I charge 45/hr per student and 25/hr for classes of 2-6 students; I just went up from 40/20 in the fall after checking in with my students' parents to be sure that wouldn't be a hardship. If I have 2 or 3 kids in the same family and they aren't quite as well off, I charge less for the 2nd and 3rd kids (especially if they're good students) and I currently have 8 private students (one more will start next week) and one weekly class running.

I've also done tutoring, same rates, etc., and have considered putting courses together for groups of kids, but until I finish with the PT non-profit group I support until12/31, I have enough to deal with.

I've considered pushing to do more home-school based work (I have friends and contacts to start working with; could do French, math up to Algebra Ii, English lit and comp., history, and a variety of arts and culture/social studies offerings) and I'd use the same resources for that.

I eschew Facebook like the plague; I have a Twitter account and landing/blog site I use for my summer tours; could probably set up something similar if I were to do more tutoring/teaching outside of music, too.

But right now I've got my hands full.

Just if that helps in thinking about which resources are useful and how to set things up.

M.
Forsake the foolish, and live; and go in the way of understanding.

Reprove not a scorner, lest they hate thee: rebuke the wise, and they will love thee.

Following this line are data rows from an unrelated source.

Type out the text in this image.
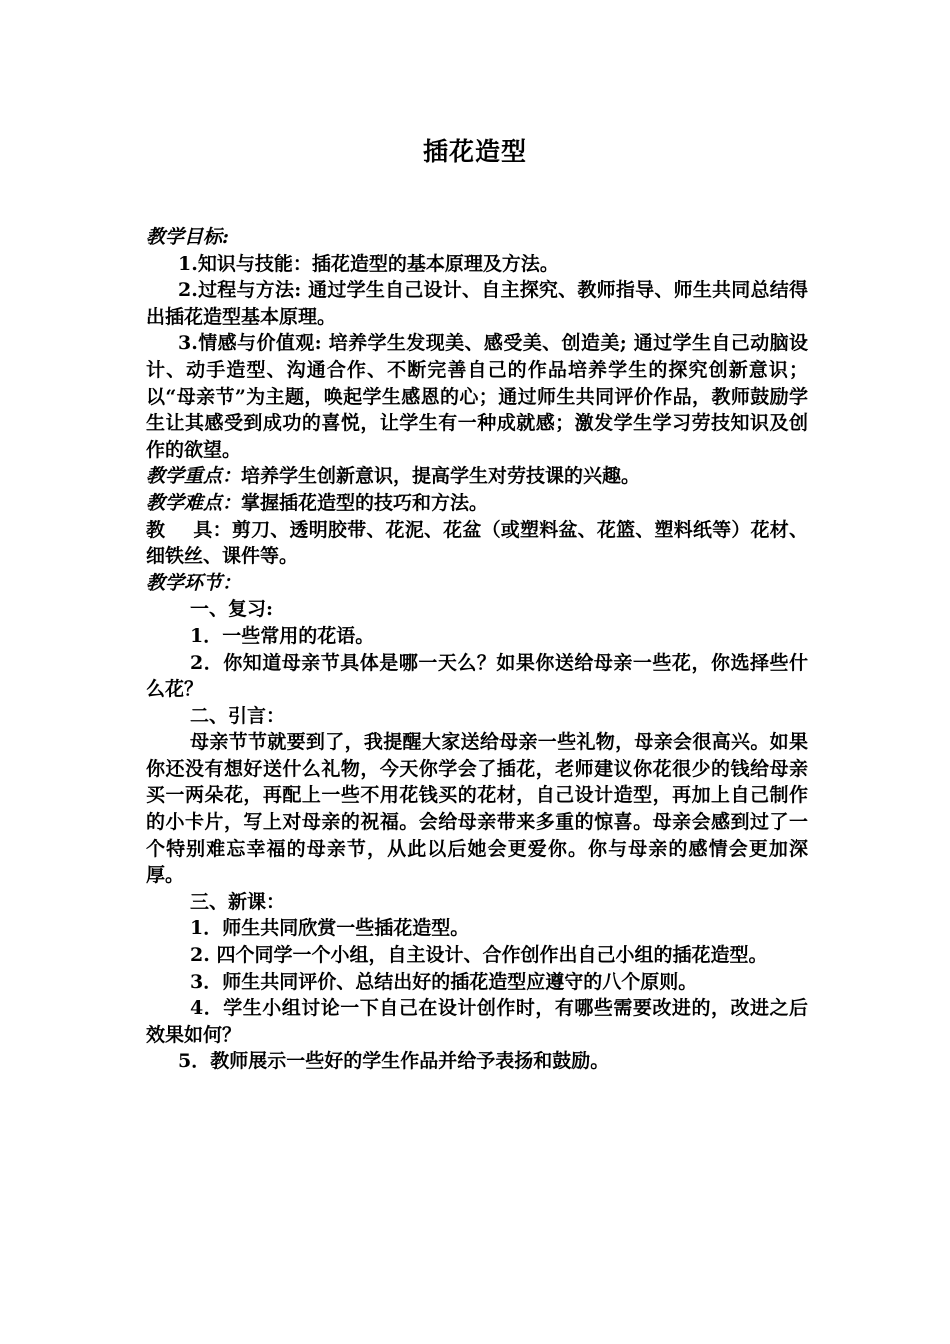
插花造型

教学目标:

1.知识与技能：插花造型的基本原理及方法。

2.过程与方法: 通过学生自己设计、自主探究、教师指导、师生共同总结得出插花造型基本原理。

3.情感与价值观: 培养学生发现美、感受美、创造美; 通过学生自己动脑设计、动手造型、沟通合作、不断完善自己的作品培养学生的探究创新意识；以“母亲节”为主题，唤起学生感恩的心；通过师生共同评价作品，教师鼓励学生让其感受到成功的喜悦，让学生有一种成就感；激发学生学习劳技知识及创作的欲望。

教学重点：培养学生创新意识，提高学生对劳技课的兴趣。

教学难点：掌握插花造型的技巧和方法。

教 具：剪刀、透明胶带、花泥、花盆（或塑料盆、花篮、塑料纸等）花材、细铁丝、课件等。

教学环节：

一、复习:

1．一些常用的花语。

2．你知道母亲节具体是哪一天么？如果你送给母亲一些花，你选择些什么花？

二、引言：

母亲节节就要到了，我提醒大家送给母亲一些礼物，母亲会很高兴。如果你还没有想好送什么礼物，今天你学会了插花，老师建议你花很少的钱给母亲买一两朵花，再配上一些不用花钱买的花材，自己设计造型，再加上自己制作的小卡片，写上对母亲的祝福。会给母亲带来多重的惊喜。母亲会感到过了一个特别难忘幸福的母亲节，从此以后她会更爱你。你与母亲的感情会更加深厚。

三、新课：

1．师生共同欣赏一些插花造型。

2. 四个同学一个小组，自主设计、合作创作出自己小组的插花造型。

3．师生共同评价、总结出好的插花造型应遵守的八个原则。

4．学生小组讨论一下自己在设计创作时，有哪些需要改进的，改进之后效果如何？

5．教师展示一些好的学生作品并给予表扬和鼓励。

Give instruction to the wise, and they will be yet wiser: teach the just, and they will increase in learning.

kaysixteen

  • Senior Member
  • ****
  • Posts: 579
Re: learning pods
« Reply #14 on: November 12, 2020, 07:00:39 PM »
Anyone who would look at my resume would see the extensive experience I have as a teacher of various subjects and with students ranging in age from 4th grade to senior citizens.   I have also done much tutoring, and of course have professional library credentials.  But you know this already.   Anyone wanting to hire someone for a learning pod in my area, in any of the subjects that I have experience in, could really do little better than me.   FB posts would of course allow me to target friends of friends, etc., and get my name out there.   I have little money to pay FB for any ads, and limited faith that any such ads would be fruitful, and would not piss off my friends.

Volunteering to get a network together to perhaps land paid employment opps sounds very nice.   But it will not pay my rent, and it would probably depress me greatly to do it, in the sense that I would feel put upon, giving PhD level instruction to these schools for free, and I do not want to do that, even if I could afford it.   Teaching the volunteer history classes for the local senior citizen foundation, otoh, was fun, professionally and spiritually fulfilling, and I will be doing it again (unless I  do get a real job that would prevent it).   Church work opps are limited, but I have taken advantage of the chances I have gotten in this area.   Volunteering for library programs is rather more problematic, in the sense that many librarians, i.e. paid professional library staff, are actually very leery of letting a serious professional do serious work in that area (and again, for me professionally, there would also be that feeling of being used, put upon, doing this for no money).